Mais Claude Raynal, le maire socialiste de Tournefeuille, estime que le projet est « économiquement et socialement consternant. Chaque emploi créé se traduit en fait par deux emplois supprimés dans nos coeurs de ville, qui perdent animation et lien social » . Le promoteur, lui, se contente d’annoncer sur le papier la création de 1 800 emplois. Et Louis Escoula, maire socialiste de Plaisance, défend le budget de sa ville : « Moins riche que ses voisines, elle a besoin de la taxe professionnelle qu’apporterait le centre. Nous pourrons ainsi entrer dans la communauté d’agglomérations de Toulouse non pas en tant que commune assistée mais en tant que partenaire. » Un argument imparable, mais qui ne prend pas en compte la qualité de vie des habitants. L’ouest toulousain est en effet sinistré du point de vue de la circulation routière. De plus, ajoute Dominique Liot, « rien n’est prévu en termes de transport public » .

Depuis qu’il mène cette bataille, le Collectif a recueilli plus de 18 000 signatures à sa pétition.Il a organisé une manifestation et un concert à la Ménude le 24 mars. Et continue de stigmatiser « un dossier opaque » . Il y a eu « tricherie sur la zone de chalandise » , explique Progresso Marin. Les études demandées par les partisans du projet, dont les maires de Toulouse et de Plaisance, « ont affirmé qu’il n’y avait pas de centres commerciaux à moins de vingt-cinq minutes, alors qu’à trente minutes, il y en a quatre, dont le plus grand centre européen, à Portet-sur-Garonne ! Et deux kilomètres plus loin, il y a le tout nouveau centre du Perget, à Colomiers » . L’enquête publique d’octobre 2005 est également contestée. Au point que le commissaire enquêteur, qui a pourtant rendu un avis favorable, a émis des réserves et signalé que « les remarques d’intérêt collectif ont été quasi inexistantes » . Le comble pour une enquête dite « publique » !

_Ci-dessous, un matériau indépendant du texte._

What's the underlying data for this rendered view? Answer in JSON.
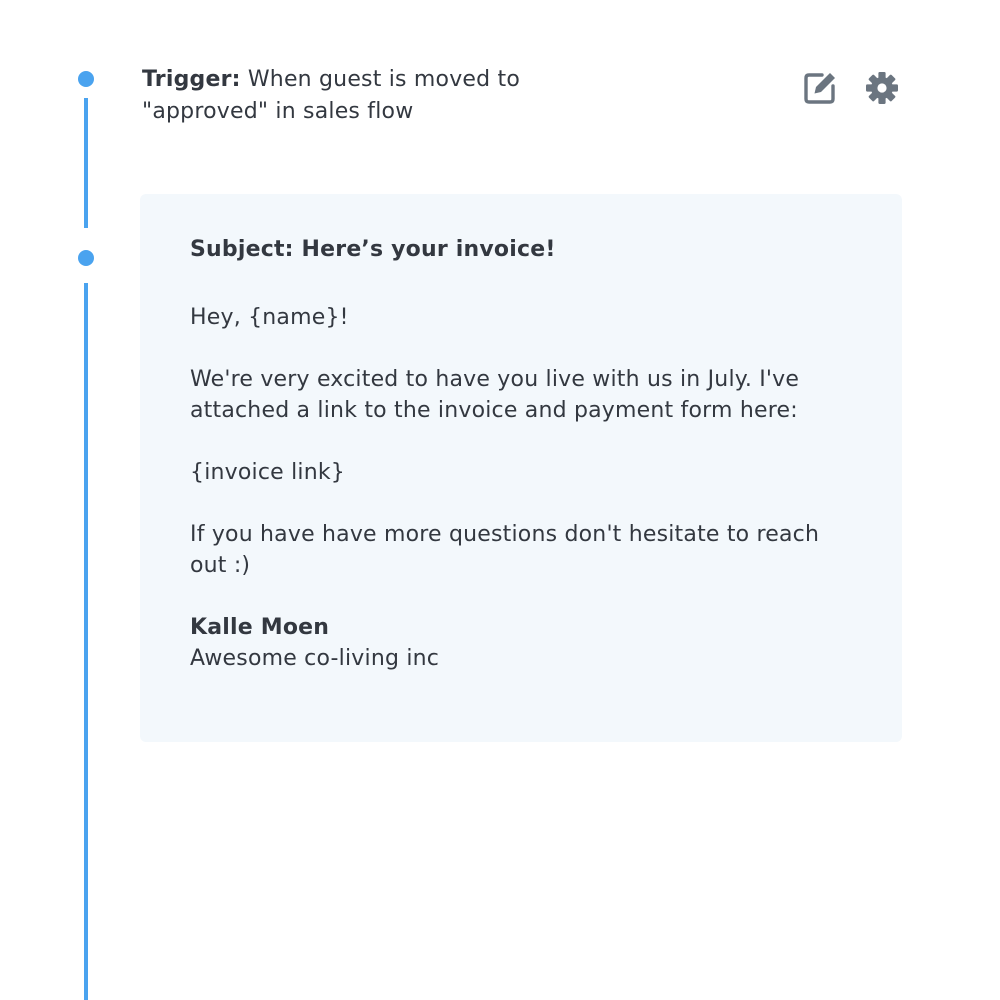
{
  "trigger": {
    "label": "Trigger:",
    "text": " When guest is moved to \"approved\" in sales flow"
  },
  "actions": {
    "edit_icon": "edit-icon",
    "settings_icon": "gear-icon",
    "icon_color": "#6b7580"
  },
  "timeline": {
    "accent_color": "#4aa3ef"
  },
  "email": {
    "subject": "Subject: Here’s your invoice!",
    "greeting": "Hey, {name}!",
    "body_1": "We're very excited to have you live with us in July. I've attached a link to the invoice and payment form here:",
    "invoice_link": "{invoice link}",
    "body_2": "If you have have more questions don't hesitate to reach out :)",
    "signature_name": "Kalle Moen",
    "signature_company": "Awesome co-living inc",
    "background_color": "#f3f8fc"
  }
}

Le projet a pourtant été adopté en novembre 2005 par la commission départementale d’équipement commercial. Bizarrement, investisseurs et maires partisans ont fait appel de cette décision devant la commission nationale d’équipement commercial et ont gagné, en mai 2006. Pourquoi une telle procédure~? Pour les opposants, il s’agissait de décourager toute tentative de recours. « Aller devant le Conseil d’État coûte plus cher. Ils pensaient qu’on n’irait pas. Mais on y va quand même ! » , ironise Gilbert Couffignal, du Cidunati, le très droitier syndicat des commerçants, soutien de circonstance aux opposants du collectif, qui tient ses réunions au cinéma Utopia de Tournefeuille, haut lieu du militantisme de gauche. « Nous luttons contre le même adversaire, mais pour des raisons différentes. D’un point de vue pragmatique, seul le Cidunati a les moyens du recours devant le Conseil d’État » , justifie Progresso Marin.

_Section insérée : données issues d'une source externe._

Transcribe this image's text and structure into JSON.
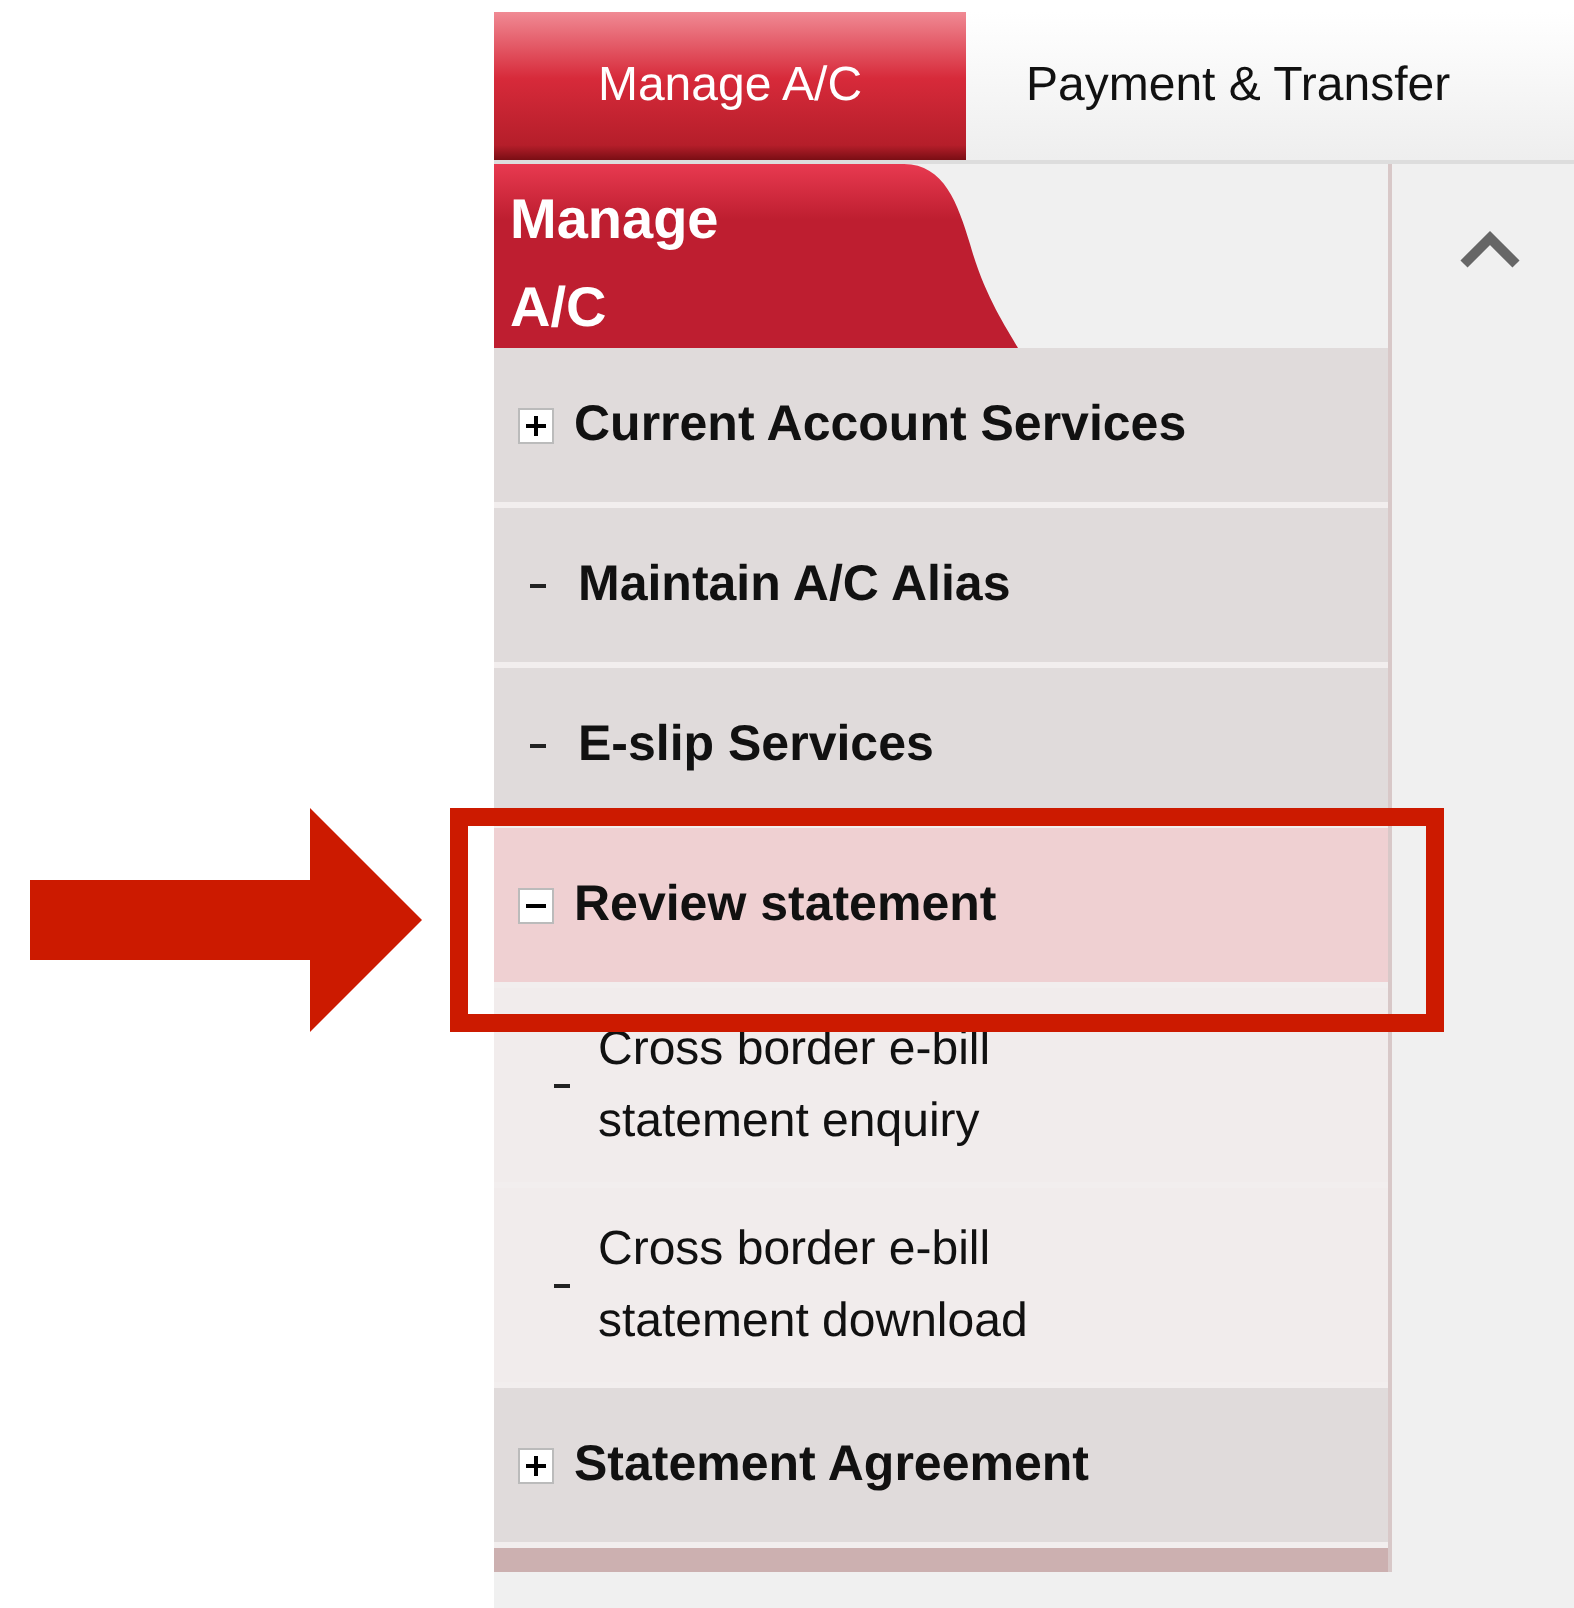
{
  "tabs": [
    {
      "label": "Manage A/C",
      "selected": true
    },
    {
      "label": "Payment & Transfer",
      "selected": false
    }
  ],
  "sidebar": {
    "title": "Manage A/C",
    "items": [
      {
        "label": "Current Account Services",
        "kind": "group",
        "expanded": false,
        "selected": false
      },
      {
        "label": "Maintain A/C Alias",
        "kind": "link",
        "selected": false
      },
      {
        "label": "E-slip Services",
        "kind": "link",
        "selected": false
      },
      {
        "label": "Review statement",
        "kind": "group",
        "expanded": true,
        "selected": true,
        "children": [
          {
            "label": "Cross border e-bill statement enquiry",
            "kind": "link",
            "selected": false
          },
          {
            "label": "Cross border e-bill statement download",
            "kind": "link",
            "selected": false
          }
        ]
      },
      {
        "label": "Statement Agreement",
        "kind": "group",
        "expanded": false,
        "selected": false
      }
    ]
  }
}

Ces dernières semaines, la bataille a également franchi les portes du conseil général, où siègent opposants et partisans des Portes de Gascogne. Le plateau de la Ménude, traversé par deux routes départementales, nécessite la création de voies de contournement. Mais une telle décision appartient au conseil général. Un enjeu d’importance puisque le permis de construire du mégacentre ne peut se passer de cette autorisation. « Le département est pour le développement économique de cette zone. Si le secteur nécessite des travaux d’aménagement avec une participation publique du financement, c’est à condition de faire des choses modernes, harmonieusement intégrées et génératrices d’emplois » , explique Claude Raynal, élu du conseil général et maire de Tournefeuille.

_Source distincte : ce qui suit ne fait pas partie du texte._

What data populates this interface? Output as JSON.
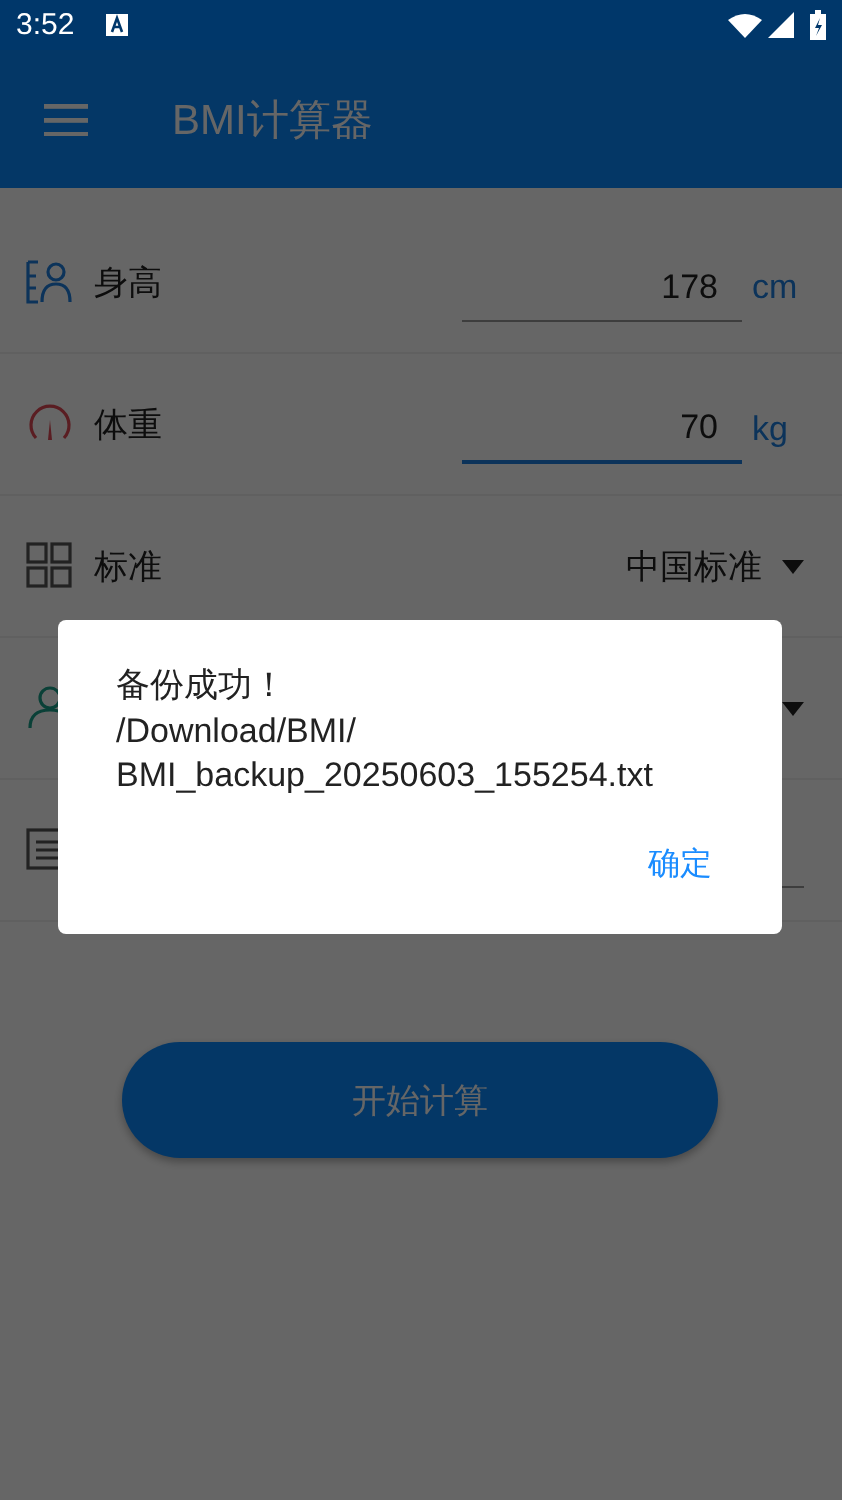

Les Portes de Gascogne posent la question de l’avenir des nouveaux pôles et du mode de vie qu’ils supposent. « Le problème de l’arrivée en masse de nouveaux habitants remet en cause le lien social à l’intérieur des villes. Les grands centres commerciaux, en proposant le même modèle de bonheur pour tous, permettent de créer un « liant collagène » mais superficiel. Un phénomène que l’on retrouve également dans les centres-villes plus importants, qui deviennent uniquement des lieux rassembleurs de consommation » , résume Yoann Morvan. « Il n’y a pas de réelle prise en compte politique de ce problème » , ajoute le chercheur. Comme quoi ce n’est pas à la fatalité que le plateau de la Ménude doit son destin.

[^2]: Intitulé : « Le combat urbain des bobos de banlieue ».

[^3]: Revue Urbanisme, n° 350, septembre-octobre 2006.